Arina Adju - 'All roads lead to Afrin'
Screening of the documentary 'All roads lead to Afrin' about a young woman who visits her father to meet his
new family in Syria, on the other side of the thin line between
war and peace.
Thursday 15 December 2022, 17:00-19:00
Location: Stroom, Hogewal 1-9, The Hague
Entry: free
Stroom Den Haag gladly offers the podium to Arina Adju, a young Russian documentary filmmaker. With All roads lead to Afrin (35 min, 2016, Torch Films, USA) she tells the story of a young woman who visits her father to meet his new family in Afrin, Syria, on the other side of the thin line between war and peace.
Arina Adju will give a short introduction to her film. After the screening there will be a Q & A with Alexandra Landré, artistic director of Stroom, and ample time for a talk with the public.

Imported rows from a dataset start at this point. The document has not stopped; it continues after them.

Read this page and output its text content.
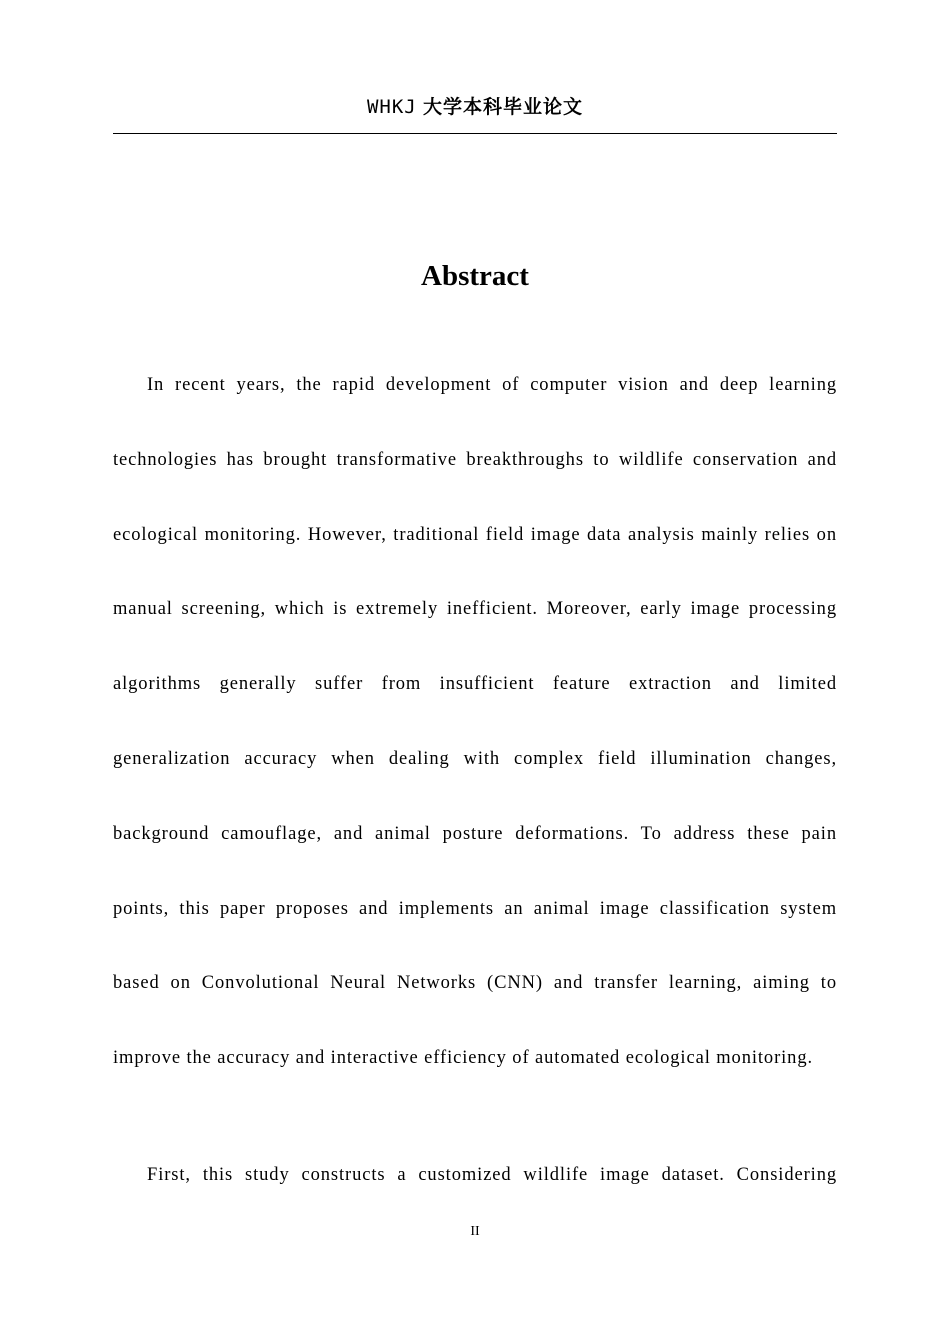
WHKJ 大学本科毕业论文
Abstract

In recent years, the rapid development of computer vision and deep learning technologies has brought transformative breakthroughs to wildlife conservation and ecological monitoring. However, traditional field image data analysis mainly relies on manual screening, which is extremely inefficient. Moreover, early image processing algorithms generally suffer from insufficient feature extraction and limited generalization accuracy when dealing with complex field illumination changes, background camouflage, and animal posture deformations. To address these pain points, this paper proposes and implements an animal image classification system based on Convolutional Neural Networks (CNN) and transfer learning, aiming to improve the accuracy and interactive efficiency of automated ecological monitoring.

First, this study constructs a customized wildlife image dataset. Considering

II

"A Russian girl, a Kurdish father. The father lives in Syria, in a town near the Turkish border. The girl joins him to meet her new family and... to find her lost roots. Everything moves forward in fragments, of time and of space. It is not only an aesthetic choice. It is a form consistent with the state of war, with the fragility of existences, with the capturing of reality by the body and by the spirit. But everything moves forward, in its way, carried along by a painful energy that obstinately perforates the borders. The strength of this film is its fragility, its being made of everything and of nothing, its being attached to a thread, that of the breathing of the person who is filming, who is carrying it on her shoulders, as is often the case in the life of people living in exile. Here therefore is a film built like a personal diary: a hybrid film, which weaves together the paths of two impossible returns, but also a moving film of tremulous beauty, pierced by moments of savage grace, which suddenly appear from nowhere."

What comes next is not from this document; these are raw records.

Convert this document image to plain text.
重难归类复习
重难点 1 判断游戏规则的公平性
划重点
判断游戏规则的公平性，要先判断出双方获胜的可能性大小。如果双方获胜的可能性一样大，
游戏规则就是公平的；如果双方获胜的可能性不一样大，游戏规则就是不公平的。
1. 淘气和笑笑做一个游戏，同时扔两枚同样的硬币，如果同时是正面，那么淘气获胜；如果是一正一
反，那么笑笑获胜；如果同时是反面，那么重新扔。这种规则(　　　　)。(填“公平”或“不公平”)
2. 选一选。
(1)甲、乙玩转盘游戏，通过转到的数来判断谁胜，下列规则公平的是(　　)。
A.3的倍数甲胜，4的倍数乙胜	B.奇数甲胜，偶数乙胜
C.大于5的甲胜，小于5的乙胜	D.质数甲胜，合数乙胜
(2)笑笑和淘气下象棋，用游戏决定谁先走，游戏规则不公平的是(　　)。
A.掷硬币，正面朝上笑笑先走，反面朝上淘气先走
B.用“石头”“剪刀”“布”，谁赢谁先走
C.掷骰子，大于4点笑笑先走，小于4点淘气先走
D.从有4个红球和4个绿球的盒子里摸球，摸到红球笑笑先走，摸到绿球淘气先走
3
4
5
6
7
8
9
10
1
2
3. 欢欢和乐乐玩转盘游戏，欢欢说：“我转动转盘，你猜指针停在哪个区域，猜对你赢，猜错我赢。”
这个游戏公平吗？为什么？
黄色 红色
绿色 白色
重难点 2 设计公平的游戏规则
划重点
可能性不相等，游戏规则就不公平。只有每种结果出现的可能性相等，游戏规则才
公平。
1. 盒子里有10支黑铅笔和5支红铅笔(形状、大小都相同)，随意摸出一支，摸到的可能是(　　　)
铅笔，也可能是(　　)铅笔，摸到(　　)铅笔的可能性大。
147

- Luciano Barisone, film critic, director of international film festival Visions du Réel
Shortly after the outbreak of the war with Ukraine Arina Adju (Moscow, 1996) fled Russia and is currently residing at Stroom Den Haag. Stroom is part of the global network of Artists at Risk that assists, relocates and funds artists and art practitioners who are at risk of persecution or oppression, or are fleeing war or terror.
Adju graduated in 2015 from The Marina Razbezhkina and Mikhail Ugarov School of Documentary Film and Theatre, participated in IDFA Academy and collaborated a.o. with Torch Films (USA), Triptyque films (France). Adju has since released a number of films concentrating on topics such as self-gender identification, national identification, war influences on a person's life and society. At the moment Adju works on a feature length documentary A time to get and a time to lose. Set across Russia, Syria and the Netherlands, this film sees a daughter's inexhaustible attempts to reconnect with her Syrian father who is stuck in between worlds, in a limbo of exile. A film about the consequences of leaving one's homeland for a so-called better life. Another project Message across the sea, is shot in Istanbul and refers to a historical figure of the 16th century, Hurrem Sultan or Roksolana, who is originally from Ukraine.
Azdhu: "In the residency in Stroom I've been inspired to have an idea of an installation reflecting on the current situation of Russian invasion of Ukraine, on censorship and laws forbidden to talk about the war in Russia and on my experience of being an emigrant."